Here it is important to distinguish between stocks and flows of EVs. Table 1 reports the total number of registered EVs in Europe (a stock) and the importation of new Chinese EVs into the EU market (a flow).
From 2019 to 2023 the number of EVs registered in the EU has risen by 10 million. The total number of new registrations is probably higher as some EVs may have deregistered after being withdrawn from use.
From 2019 to 2023 a total of 1,041,786 Chinese EVs were exported to the EU. This implies that no more than 10.42% of EV registrations in the EU since 2018 were cars made in China.
Detractors might ask: But what about the surge in Chinese EV exports in recent years?
It is true that the total number of Chinese EVs exported to the EU rose from 209,000 in 2021 to 438,000 in 2023. But the stock of registered EVs in Europe rose by 5.8 million from 2021 to 2023.
Because the EV market in Europe is growing so quickly, in no year did Chinese-made EVs account for more than 13% of all new registrations. In fact, last year’s export “surge” saw the “Chinese” share rise just 34 basis points!
Plus, the FT report referred to earlier mentioned that 54% of the EVs registered in the EU this year were made in China and sold by Western or Japanese firms.

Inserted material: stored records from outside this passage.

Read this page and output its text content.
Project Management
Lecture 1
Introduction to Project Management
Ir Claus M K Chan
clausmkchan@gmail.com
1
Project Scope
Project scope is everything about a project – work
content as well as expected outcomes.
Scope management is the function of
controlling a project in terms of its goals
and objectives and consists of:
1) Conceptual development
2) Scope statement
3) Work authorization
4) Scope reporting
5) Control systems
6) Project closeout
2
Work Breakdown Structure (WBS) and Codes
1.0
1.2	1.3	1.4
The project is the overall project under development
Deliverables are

So market share calculations based on the total number of Chinese EV exports overstate the actual share of Chinese-owned EV carmakers.
Overlooking the diversity in EV producers in China is a mistake too. Table 2 reveals significant variation in firm profitability, capacity utilisation rates, and car exports to the EU. Indeed, last year together these firms shipped total of 781,000 EV and non-EV passenger cars to the EU.
Even if provisional duties removed all Chinese EVs from the EU market, Chinese carmakers will be pressuring European rivals in other market segments. Plus, with plans to build plants inside the EU, Europeans would soon see the return of Chinese EV brands.